Four years ago my nephew Landon (age 17) made a foolish, youthful mistake and died from an accidental perscription drug overdose. Unfortunately this is a bad example of his love of adventure and risk taking. He was a bright, funny, loving kid that always had a mischievous smile and music on his mind. I love and miss him with all my heart.
I don't have kids but often think "if I lost a child, I'd be huddled in the corner with a broken heart forever". I know the pain, sadness, grief I felt/feel as an aunt and cannot even fathom what my sister, brother-in-law and nephew felt/feel. However, over the past years I have seen miraculous things grow from this drastic tragedy. I have learned lesson after lesson and I'd like to share just a few:
- It's ok to ask for help. It is a sign of strength not weakness. I was always one to think "I should be able to do 'this' alone. If I ask for help people will know I don't 'know it all''. I saw Sister (here on out when I refer to Sister I mean my sister, brother-in-law and nephew) seek out help from a wonderful grief psychotherapist who guided them down the path of healing. Because of the courage and strength I saw them model, I now ask for and welcome help. There is no shame and it is really a smart thing to do.
- Let people do for you. This piggybacks on the "ok to ask for help". After Landon died I saw people come from all parts of Sister's life to contribute everything from love/hugs to toilet paper to full meals. Family, friends, acquaintances, co-workers, scouts, strangers, neighbors all rallied around in support of the family. They were a little uncomfortable at first to accept but they opened their broken hearts and allowed people to provide. It reminds of the sponsor/sponsee relationships in 12 step programs. Giving "help" is just as much for the sponsor as it is for the sponsee--both benefit. Although it puts me a bit out of my comfort zone, I now allow people to "do for me" because what I saw Sister model.
- Turn lemons into lemonade. It's such a silly cliche but so true. Sister is building a legacy in Landon's name. She has created a foundation i...Landon Korabek OneLove JamFest’s mission is dedicated to remembering Landon's life, his love for music and continuing the never ending endeavor to educate about the dangers of prescription drugs. Money raised is donated to NOPE (Narcotics Overdose Prevention and Education) task force which educates students in middle schools, high schools, and colleges about the consequences of drug consumption. Money is also raised for the Landon Korabek Music Scholarship at Marcia P Hoffman School of the Arts. I see what they have done out of this terrible tragedy and try to use that in my life today.
- Feel your feelings. As a society we are largely taught to stuff our feelings, get over it, real men don't cry, etc. to which I say BS! I saw this family honor EVERY feeling that come up and FEEL them all with out judgement. I know now you really cannot really experience the "highs" without feeling the "lows". Someone once told me "let the tears hit the ground" and I do...it is like a cleansing. It is important to "be" with your feelings and give them space to "happen".

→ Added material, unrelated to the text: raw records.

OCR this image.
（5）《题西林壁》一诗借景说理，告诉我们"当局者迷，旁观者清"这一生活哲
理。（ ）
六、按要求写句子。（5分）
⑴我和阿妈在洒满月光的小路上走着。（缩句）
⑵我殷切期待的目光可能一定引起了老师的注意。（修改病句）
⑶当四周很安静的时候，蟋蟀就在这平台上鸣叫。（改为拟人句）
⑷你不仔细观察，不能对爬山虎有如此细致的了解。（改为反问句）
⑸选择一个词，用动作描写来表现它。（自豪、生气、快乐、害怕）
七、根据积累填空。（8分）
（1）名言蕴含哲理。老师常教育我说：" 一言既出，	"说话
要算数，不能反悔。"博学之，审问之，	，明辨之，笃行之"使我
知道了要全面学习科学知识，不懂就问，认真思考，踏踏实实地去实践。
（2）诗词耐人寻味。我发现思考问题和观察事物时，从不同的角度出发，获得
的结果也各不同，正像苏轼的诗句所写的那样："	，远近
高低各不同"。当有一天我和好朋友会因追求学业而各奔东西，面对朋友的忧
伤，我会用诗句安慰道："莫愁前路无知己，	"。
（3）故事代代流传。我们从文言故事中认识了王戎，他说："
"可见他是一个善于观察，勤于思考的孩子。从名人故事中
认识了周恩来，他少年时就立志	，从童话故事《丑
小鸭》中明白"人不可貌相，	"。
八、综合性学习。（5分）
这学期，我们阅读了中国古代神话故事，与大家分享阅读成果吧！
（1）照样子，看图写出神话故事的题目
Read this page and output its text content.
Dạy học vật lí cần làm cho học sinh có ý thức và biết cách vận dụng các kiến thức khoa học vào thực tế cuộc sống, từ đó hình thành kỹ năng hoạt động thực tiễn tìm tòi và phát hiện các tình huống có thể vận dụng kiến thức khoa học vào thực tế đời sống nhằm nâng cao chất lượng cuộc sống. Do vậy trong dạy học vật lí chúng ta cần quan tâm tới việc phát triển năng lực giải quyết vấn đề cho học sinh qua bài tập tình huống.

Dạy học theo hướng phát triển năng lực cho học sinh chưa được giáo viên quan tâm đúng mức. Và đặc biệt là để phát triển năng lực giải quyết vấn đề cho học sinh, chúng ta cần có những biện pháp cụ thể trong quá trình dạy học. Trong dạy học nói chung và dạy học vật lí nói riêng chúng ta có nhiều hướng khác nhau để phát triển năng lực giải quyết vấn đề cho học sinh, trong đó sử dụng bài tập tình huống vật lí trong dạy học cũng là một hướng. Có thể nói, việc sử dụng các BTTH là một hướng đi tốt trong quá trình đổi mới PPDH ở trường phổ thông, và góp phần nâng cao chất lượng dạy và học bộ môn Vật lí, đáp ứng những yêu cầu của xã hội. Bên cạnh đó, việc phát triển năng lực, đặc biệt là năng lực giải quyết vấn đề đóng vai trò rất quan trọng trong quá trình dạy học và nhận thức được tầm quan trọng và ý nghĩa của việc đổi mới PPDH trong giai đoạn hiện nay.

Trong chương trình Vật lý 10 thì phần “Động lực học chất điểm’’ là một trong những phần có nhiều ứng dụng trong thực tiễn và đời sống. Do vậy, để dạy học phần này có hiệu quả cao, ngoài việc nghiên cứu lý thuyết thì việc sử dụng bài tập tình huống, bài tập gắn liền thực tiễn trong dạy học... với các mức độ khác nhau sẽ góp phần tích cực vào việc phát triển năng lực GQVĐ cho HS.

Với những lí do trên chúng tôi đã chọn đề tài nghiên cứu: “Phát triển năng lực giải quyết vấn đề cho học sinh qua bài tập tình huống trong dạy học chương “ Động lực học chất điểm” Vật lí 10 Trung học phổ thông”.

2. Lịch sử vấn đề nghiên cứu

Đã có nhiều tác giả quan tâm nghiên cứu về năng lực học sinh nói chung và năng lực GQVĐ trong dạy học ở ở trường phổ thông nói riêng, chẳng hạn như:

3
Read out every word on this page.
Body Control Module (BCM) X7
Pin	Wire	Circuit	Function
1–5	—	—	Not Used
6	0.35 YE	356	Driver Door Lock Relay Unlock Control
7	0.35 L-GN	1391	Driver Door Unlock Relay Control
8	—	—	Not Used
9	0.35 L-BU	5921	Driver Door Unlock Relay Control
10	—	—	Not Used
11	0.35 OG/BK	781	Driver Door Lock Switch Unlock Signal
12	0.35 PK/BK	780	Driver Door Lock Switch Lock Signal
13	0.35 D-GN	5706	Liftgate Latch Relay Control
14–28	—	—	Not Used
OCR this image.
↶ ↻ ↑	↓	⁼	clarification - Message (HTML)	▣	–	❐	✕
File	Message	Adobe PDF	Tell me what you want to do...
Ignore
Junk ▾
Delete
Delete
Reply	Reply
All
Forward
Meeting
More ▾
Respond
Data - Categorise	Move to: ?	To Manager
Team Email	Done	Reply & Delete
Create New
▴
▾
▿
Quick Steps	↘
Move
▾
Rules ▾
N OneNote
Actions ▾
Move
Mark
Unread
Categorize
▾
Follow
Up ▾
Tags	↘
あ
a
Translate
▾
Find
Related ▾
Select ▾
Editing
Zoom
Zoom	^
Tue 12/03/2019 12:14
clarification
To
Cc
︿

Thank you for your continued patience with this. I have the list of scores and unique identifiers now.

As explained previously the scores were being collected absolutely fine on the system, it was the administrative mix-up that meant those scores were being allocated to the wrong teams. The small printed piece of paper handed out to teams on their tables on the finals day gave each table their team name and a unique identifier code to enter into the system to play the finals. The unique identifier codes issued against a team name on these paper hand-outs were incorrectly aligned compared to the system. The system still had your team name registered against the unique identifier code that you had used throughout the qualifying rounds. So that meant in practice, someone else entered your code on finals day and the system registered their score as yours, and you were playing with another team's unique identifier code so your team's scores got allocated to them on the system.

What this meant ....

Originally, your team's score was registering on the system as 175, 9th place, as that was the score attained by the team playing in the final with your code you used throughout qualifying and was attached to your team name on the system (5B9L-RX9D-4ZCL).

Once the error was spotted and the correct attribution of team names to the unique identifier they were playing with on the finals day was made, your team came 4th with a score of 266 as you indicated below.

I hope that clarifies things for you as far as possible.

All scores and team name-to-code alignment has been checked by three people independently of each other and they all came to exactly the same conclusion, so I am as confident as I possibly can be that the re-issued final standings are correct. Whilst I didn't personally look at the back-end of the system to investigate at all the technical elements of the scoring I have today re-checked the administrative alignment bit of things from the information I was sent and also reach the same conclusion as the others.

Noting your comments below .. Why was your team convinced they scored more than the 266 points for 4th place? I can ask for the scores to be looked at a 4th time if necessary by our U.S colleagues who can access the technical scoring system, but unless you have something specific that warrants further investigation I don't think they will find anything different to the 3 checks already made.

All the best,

- Don't judge. I continue to learn and practice this lesson. It's so easy to assume and judge others BUT that is the last thing I would have wanted for Sister....so I remember this if I find myself starting to judge others.
- Courage. I have seen Sister demonstrate such courage and the ability to go outside her comfort zone in order to have an impact. Her actions are a huge inspiration to me in moving forward in my life. When we practice courage the possibilities/opportunities are limitless. Check out this video Susan Korabek for being selected by Bay News9 for their “Everyday Hero” Award!.
- Don't hide-stand up and be seen/heard. One of the ways Sister models this behavior is to speak at countless schools for NOPE. She tells Landon's story without shame in order to hopefully save another family the heartbreak. Seeing/hearing her make this presentation is heart wrenching and teaches me not to hide but to get "out there" to have an impact.
- Gratitude and Appreciation. I have learned out of this tremendous loss to practice gratitude daily and appreciate every little thing. I once heard your heart doesn't really repair after it is broken but you can fill the holes with stained glass and let the memories and love shine through to project a beautiful light.
- Love. Even through the pain I saw Sister open her heart and continue to love fiercely. Since this happened I have learned to love deeper and with my whole heart.
Words cannot really describe the strength, hope, faith, courage and love I have seen my sister, brother-in-law, nephew demonstrate. They are such an inspiration to me and I love them with all my heart. As I mentioned in my last blog 'Say "Yes!" to Those That Hear "No!" Too Often' I’m committing to donate 5% of my income to an important charity in addition to the other donations I already make..and the charity is Landon Korabek OneLove JamFest a small thanks for all the lessons I have learned.